Dietro la ponderata calma e i movimenti riflessivi e meditativi che hanno da sempre caratterizzato per molti secoli lo stile di vita tradizionale del Giappone, ci sono sempre stati un gran numero di momenti difficili e di tensione che però in un certo modo anche contribuito a tenere unita la società giapponese, o almeno così è stato sino a che non fosse terminato il periodo di difficoltà.
Una delle origini di queste tensioni era la costante minaccia di morte sotto cui la maggior parte dei giapponesi viveva anticamente. La gente ordinaria poteva essere facilmente uccisa così su due piedi dal samurai malvivente o da qualsiasi altro guerriero che da costoro poteva sentirsi offeso o se pensava che questi potessero rappresentare qualche tipo di minaccia per il loro signore o per lo shogun.
Ma anche gli stessi samurai non erano di certo liberi da questa costante paura: erano infatti obbligati a dare la loro vita, e spesso a sacrificare anche la vita di un membro della loro famiglia, se questo significava difendere il proprio signore o se serviva ad un suo importante proposito.
In aggiunta al vivere costantemente con le spade, ai giapponesi era richiesto di vivere anche secondo una particolare etichetta che era talmente strutturata e formalizzata che era come recitare tutto il tempo in un dramma teatrale altamente emozionale senza avere però alcuna opportunità di lasciare mai il palcoscenico.
E anche se il dramma della vita giapponese era estremamente emozionale, l’etichetta giapponese era anch’essa fatta in modo tale che la gente tendesse a reprimere le proprie emozioni e cercasse di vivere in modo, secondo loro, più sereno e armonioso possibile, anche quando erano portati a compiere il famoso e antico rituale del suicidio.
Per usare una parola sola, vivere alla maniera giapponese era “pericoloso”. Alle persone veniva richiesto di mettere i paletti alla propria vita e a controllare il proprio comportamento, ed è proprio in contesti del genere che venivano coniati termini come “Isshokenmei”, ovvero “Mettere la propria vita al limite”, espressioni molto comuni e significativi allora come oggi.
Isshokenmei è ancora oggi infatti una delle espressioni davvero molto usate in Giappone, anche se oggi il suo significato è in un qualche modo cambiato.
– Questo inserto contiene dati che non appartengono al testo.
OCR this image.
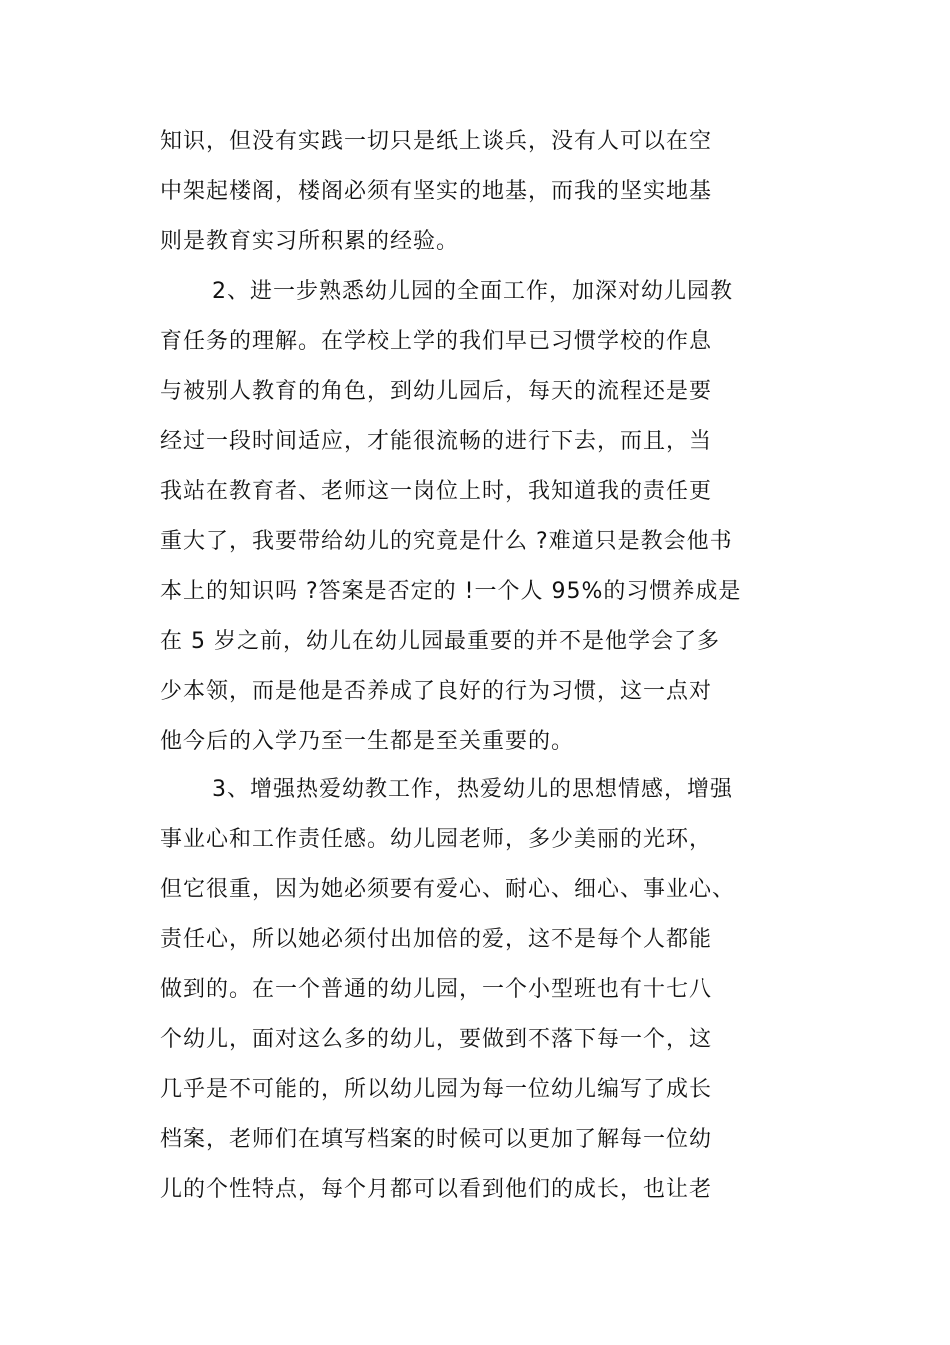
知识，但没有实践一切只是纸上谈兵，没有人可以在空
中架起楼阁，楼阁必须有坚实的地基，而我的坚实地基
则是教育实习所积累的经验。
2、进一步熟悉幼儿园的全面工作，加深对幼儿园教
育任务的理解。在学校上学的我们早已习惯学校的作息
与被别人教育的角色，到幼儿园后，每天的流程还是要
经过一段时间适应，才能很流畅的进行下去，而且，当
我站在教育者、老师这一岗位上时，我知道我的责任更
重大了，我要带给幼儿的究竟是什么 ?难道只是教会他书
本上的知识吗 ?答案是否定的 !一个人 95%的习惯养成是
在 5 岁之前，幼儿在幼儿园最重要的并不是他学会了多
少本领，而是他是否养成了良好的行为习惯，这一点对
他今后的入学乃至一生都是至关重要的。
3、增强热爱幼教工作，热爱幼儿的思想情感，增强
事业心和工作责任感。幼儿园老师，多少美丽的光环，
但它很重，因为她必须要有爱心、耐心、细心、事业心、
责任心，所以她必须付出加倍的爱，这不是每个人都能
做到的。在一个普通的幼儿园，一个小型班也有十七八
个幼儿，面对这么多的幼儿，要做到不落下每一个，这
几乎是不可能的，所以幼儿园为每一位幼儿编写了成长
档案，老师们在填写档案的时候可以更加了解每一位幼
儿的个性特点，每个月都可以看到他们的成长，也让老
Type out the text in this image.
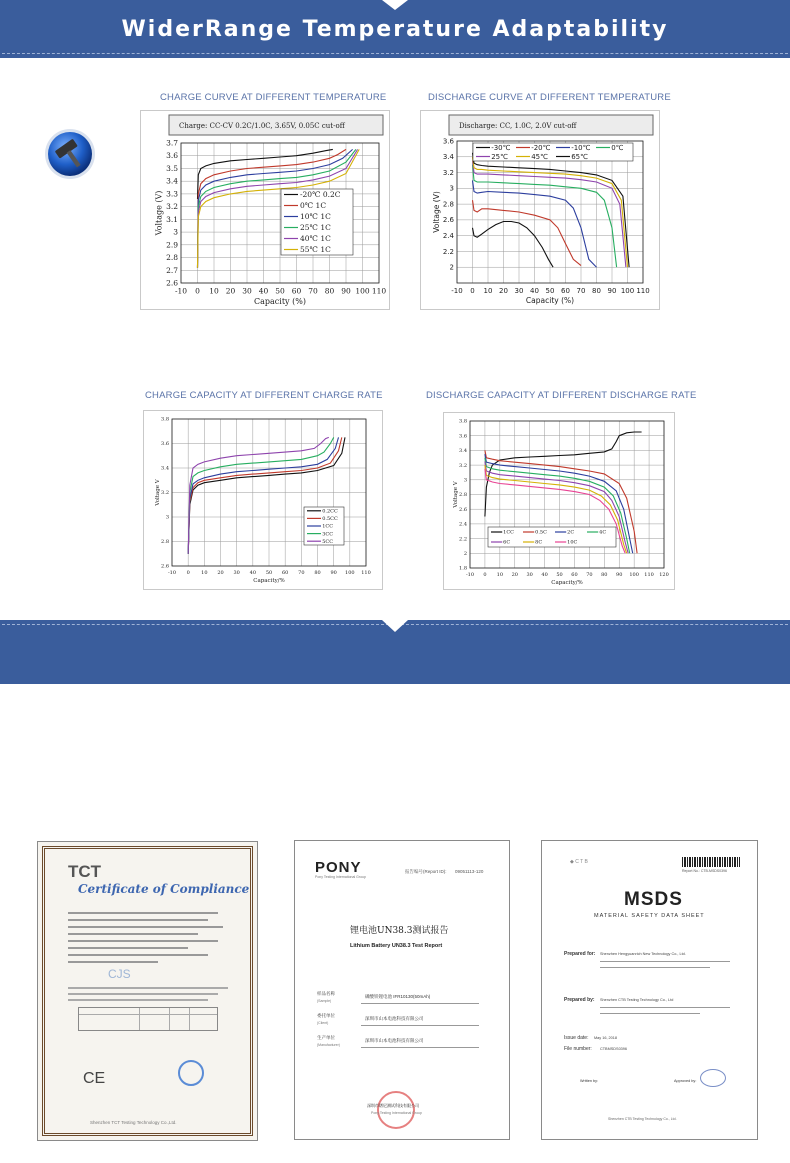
WiderRange Temperature Adaptability
CHARGE CURVE AT DIFFERENT TEMPERATURE	DISCHARGE CURVE AT DIFFERENT TEMPERATURE
CHARGE CAPACITY AT DIFFERENT CHARGE RATE	DISCHARGE CAPACITY AT DIFFERENT DISCHARGE RATE
Charge: CC-CV 0.2C/1.0C, 3.65V, 0.05C cut-off
-10 0 10 20 30 40 50 60 70 80 90 100 110
2.6
2.7
2.8
2.9
3
3.1
3.2
3.3
3.4
3.5
3.6
3.7
Capacity (%)
Voltage (V)	-20℃ 0.2C
0℃ 1C
10℃ 1C
25℃ 1C
40℃ 1C
55℃ 1C
Discharge: CC, 1.0C, 2.0V cut-off
-10 0 10 20 30 40 50 60 70 80 90 100 110
2
2.2
2.4
2.6
2.8
3
3.2
3.4
3.6
Capacity (%)
Voltage (V)
-30℃	-20℃	-10℃	0℃
25℃	45℃	65℃
-10 0 10 20 30 40 50 60 70 80 90 100 110
2.6
2.8
3
3.2
3.4
3.6
3.8
Capacity/%
Voltage V
0.2CC
0.5CC
1CC
3CC
5CC
-10 0 10 20 30 40 50 60 70 80 90 100 110 120
1.8
2
2.2
2.4
2.6
2.8
3
3.2
3.4
3.6
3.8
Capacity/%
Voltage V
1CC	0.5C	2C	4C
6C	8C	10C
TCT
Certificate of Compliance
CJS
CE
Shenzhen TCT Testing Technology Co.,Ltd.
PONY
Pony Testing International Group
报告编号(Report ID): 09051113-120
锂电池UN38.3测试报告
Lithium Battery UN38.3 Test Report
样品名称
(Sample)
磷酸铁锂电池 IFR10130(50mAh)
委托单位
(Client)
深圳市山本电池科技有限公司
生产单位
(Manufacturer)
深圳市山本电池科技有限公司
深圳市谱尼测试科技有限公司
Pony Testing International Group
◆ C T B
Report No.: CTB-MSDS0396
MSDS
MATERIAL SAFETY DATA SHEET
Prepared for: Shenzhen Hengyuanrich New Technology Co., Ltd.
Prepared by: Shenzhen CTB Testing Technology Co., Ltd
Issue date: May 16, 2018
File number: CTBMSDS0396
Written by:	Approved by:
Shenzhen CTB Testing Technology Co., Ltd.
Persone che prendono l’impegno nel fare qualcosa o a cui viene chiesta di fare qualcosa, quotidianamente, enfatizzano il loro impegno usando il termine che tradotto significa “Farò del mio meglio!”, o “Sto facendo del mio meglio”: Isshokenmei yarimasu!
Certo, la vecchia sfumatura che implicava tutti quei limiti e paletti nella vita di ogni giapponese è ancora un po’ presente e la parola rimane ancora come una caratteristica tipica delle attitudini giapponesi nell’approcciarsi alle cose però oggi, in modo più leggero, suona più come “fare un giuramento, prendere un solenne impegno” , quindi rimane di per se un’altra fonte di tensione per la società giapponese.
Quando un giapponese si trova infatti sul punto di portare a termine un tipico “impegno isshokenmei”, le aspettative da parte degli altri sono molto alte perché chi si sta impegnando spronato da tale espressione porta il peso di “doverci riuscire a tutti i costi” e quindi conserva un po’ ancora quella sfumatura antica di “riuscirci o morire”.
Persone d’affari stranieri, nell’interagire con la loro controparte giapponese possono giudiziosamente usare questa parola per enfatizzare l’impegno che vogliono mettere in una relazione o in un progetto. Ovviamente per essere realmente efficace, dev’essere fatto entro il contesto del “wa“, ovvero “l’armonia” intesa secondo la filosofia giapponese.
Una delle più importanti abilità che gli stranieri devono sviluppare per poter veramente avere a che fare con i giapponesi, che si tratti di affari o politica, è imparare come agire serenamente in ogni situazione di tensione o di difficoltà.
Il “vincitore”, in questi “incontri difficili” è quasi sempre quello che riesce a mantenere una modalità armoniosa e che sa resistere più a lungo rispetto all’altro e a superarlo in astuzia e abilità, strategie che sono tutte incluse nel termine Isshokenmei.